United States government data indicates a significant decline in the number of migrants attempting to illegally enter the U.S. via Mexico since U.S. President Joe Biden implemented a new border policy in early June.
Customs and Border Protection (CBP) said Monday that the number of “encounters” between migrants and authorities at the U.S.-Mexico border decreased by more than 50% in the past six weeks.
“The Border Patrol’s seven-day average has decreased to below 1,900 encounters per day,” the agency said in a statement.
Biden issued an executive order on June 4 that prevents migrants from making asylum claims at the U.S.-Mexico border at times when crossings between legal ports of entry surge.
The order — described by The New York Times as “the most restrictive border policy instituted by Mr. Biden, or any other modern Democrat” — took effect the following day as the seven-day average of illegal crossings by migrants, as measured in terms of “encounters” with authorities, was above 2,500 per day.
The new border policy allows authorities to send migrants back to Mexico or to their countries of origin within hours or days without the chance to apply for asylum, even if a migrant believes they have a worthy claim. In order for U.S. authorities to reopen the border to asylum seekers, the number of migrant crossings between ports of entry must remain below a daily average of 1,500 for seven consecutive days prior.
CBP said Monday that encounters with migrants between official ports of entry to the U.S. declined 29% in June compared to May. The monthly total of encounters — 83,536 — was the lowest since January 2021, it added.

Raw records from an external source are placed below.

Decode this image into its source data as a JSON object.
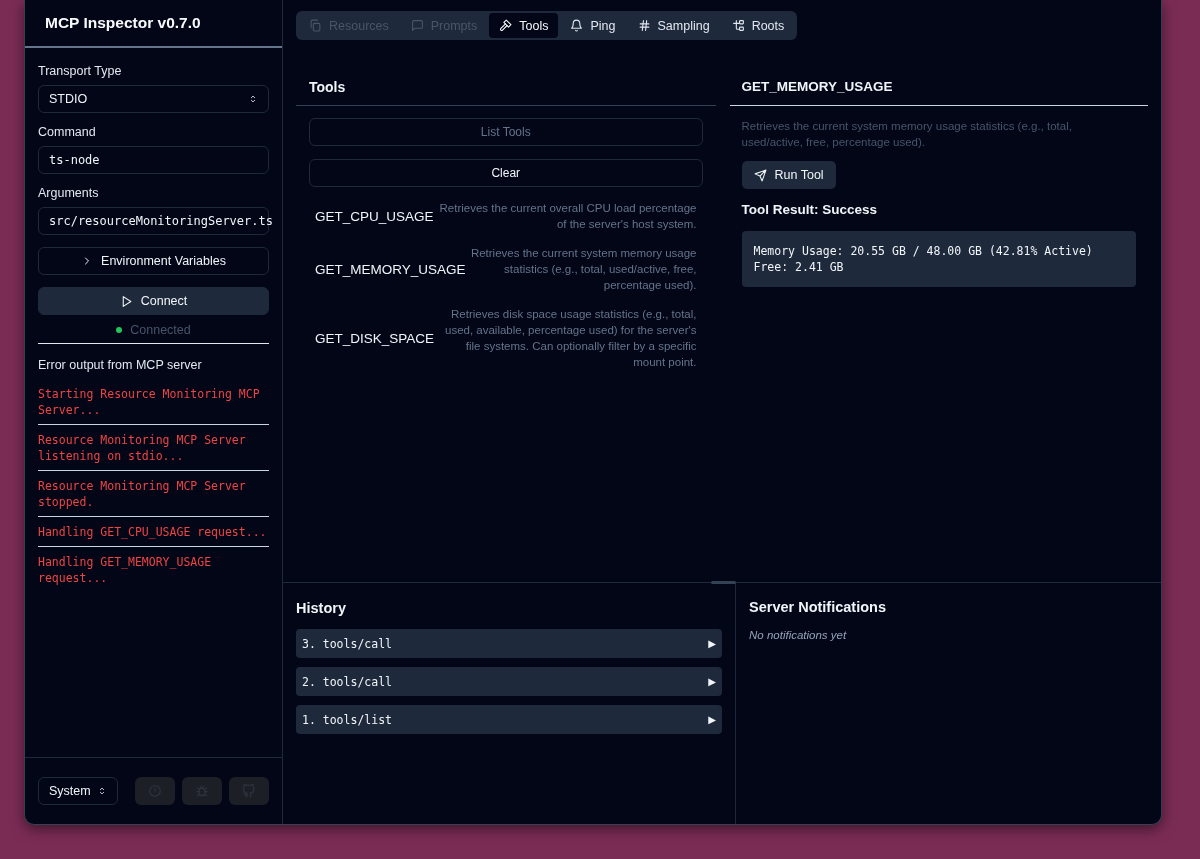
{
  "sidebar": {
    "title": "MCP Inspector v0.7.0",
    "transport_label": "Transport Type",
    "transport": "STDIO",
    "command_label": "Command",
    "command": "ts-node",
    "arguments_label": "Arguments",
    "arguments": "src/resourceMonitoringServer.ts",
    "env_button": "Environment Variables",
    "connect_button": "Connect",
    "status": "Connected",
    "connected": true,
    "error_title": "Error output from MCP server",
    "error_lines": [
      "Starting Resource Monitoring MCP Server...",
      "Resource Monitoring MCP Server listening on stdio...",
      "Resource Monitoring MCP Server stopped.",
      "Handling GET_CPU_USAGE request...",
      "Handling GET_MEMORY_USAGE request..."
    ],
    "theme": "System",
    "footer_buttons": [
      {
        "kind": "circle",
        "disabled": true
      },
      {
        "kind": "bug",
        "disabled": true
      },
      {
        "kind": "cat",
        "disabled": true
      }
    ]
  },
  "tabs": [
    {
      "label": "Resources",
      "kind": "files",
      "disabled": true,
      "selected": false
    },
    {
      "label": "Prompts",
      "kind": "message",
      "disabled": true,
      "selected": false
    },
    {
      "label": "Tools",
      "kind": "hammer",
      "disabled": false,
      "selected": true
    },
    {
      "label": "Ping",
      "kind": "bell",
      "disabled": false,
      "selected": false
    },
    {
      "label": "Sampling",
      "kind": "hash",
      "disabled": false,
      "selected": false
    },
    {
      "label": "Roots",
      "kind": "tree",
      "disabled": false,
      "selected": false
    }
  ],
  "tools": {
    "title": "Tools",
    "list_button": "List Tools",
    "list_disabled": true,
    "clear_button": "Clear",
    "items": [
      {
        "name": "GET_CPU_USAGE",
        "description": "Retrieves the current overall CPU load percentage of the server's host system."
      },
      {
        "name": "GET_MEMORY_USAGE",
        "description": "Retrieves the current system memory usage statistics (e.g., total, used/active, free, percentage used)."
      },
      {
        "name": "GET_DISK_SPACE",
        "description": "Retrieves disk space usage statistics (e.g., total, used, available, percentage used) for the server's file systems. Can optionally filter by a specific mount point."
      }
    ]
  },
  "detail": {
    "title": "GET_MEMORY_USAGE",
    "description": "Retrieves the current system memory usage statistics (e.g., total, used/active, free, percentage used).",
    "run_button": "Run Tool",
    "result_title": "Tool Result: Success",
    "result_lines": [
      "Memory Usage: 20.55 GB / 48.00 GB (42.81% Active)",
      "Free: 2.41 GB"
    ]
  },
  "history": {
    "title": "History",
    "items": [
      {
        "label": "3. tools/call",
        "toggle": "▶"
      },
      {
        "label": "2. tools/call",
        "toggle": "▶"
      },
      {
        "label": "1. tools/list",
        "toggle": "▶"
      }
    ]
  },
  "notifications": {
    "title": "Server Notifications",
    "empty": "No notifications yet"
  }
}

“Recent border security measures have made a meaningful impact on our ability to impose consequences for those crossing unlawfully, leading to a decline of 29% in U.S. Border Patrol apprehensions from May to June, with a more than 50% drop in the seven-day average from the [Biden] announcement to the end of the month,” said Troy A. Miller, a CBP senior official currently serving as the agency’s acting commissioner.
Since Biden’s new border policy and an associated immigration rule took effect on June 5, the Department of Homeland Security “has removed or returned more than 70,000 individuals to more than 170 countries, including by operating more than 150 international repatriation flights,” CBP said.
“Total removals and returns over the past year exceed removals and returns in any fiscal year since 2010 and a majority of all southwest border encounters during the past three fiscal years resulted in a removal, return, or expulsion,” the agency added.
The Hill newspaper reported that the new CBP data “could be a boon for Biden, as border crossings have taken center stage in the 2024 presidential election.”
United States Ambassador to Mexico Ken Salazar highlighted the data in a statement.
He emphasized that the more than 50% reduction in encounters with migrants at the U.S.-Mexico border occurred “in just six weeks” and declared that the reduction in apprehensions to below 1,900 per day was a “significant milestone.”
“… We will continue working to advance the legal [migration] pathways and an orderly, safe and humane migration system,” Salazar said.
Mexico has come under pressure from the United States to do more to stop the flow of migrants to its northern border and has recently ramped up enforcement against undocumented migrants.
The National Immigration Institute said last month that almost 1.4 million undocumented foreigners were “rescued” and taken to detention centers or facilities operated by the DIF family services agency in the first five months of the year. In addition to sending migrants to detention centers, Mexican immigration authorities “round them up across the country and dump them in the southern Mexican cities of Villahermosa and Tapachula,” the Associated Press reported in June.
Following a meeting with U.S. officials in December, Mexican authorities also increased efforts to stop migrants boarding northbound buses and trains.
President Andrés Manuel López Obrador has long stressed the need to address the root causes of migration in various Western Hemisphere countries. His government has expanded its employment programs to some Central American countries while calling on the U.S. to increase development funding for the region.
The United States Congress should approve a US $20 billion “plan of cooperation for development and well-being,” López Obrador said earlier this year, adding that the aim of such an initiative would be to address the structural causes of migration — things such as poverty, violence and lack of opportunity.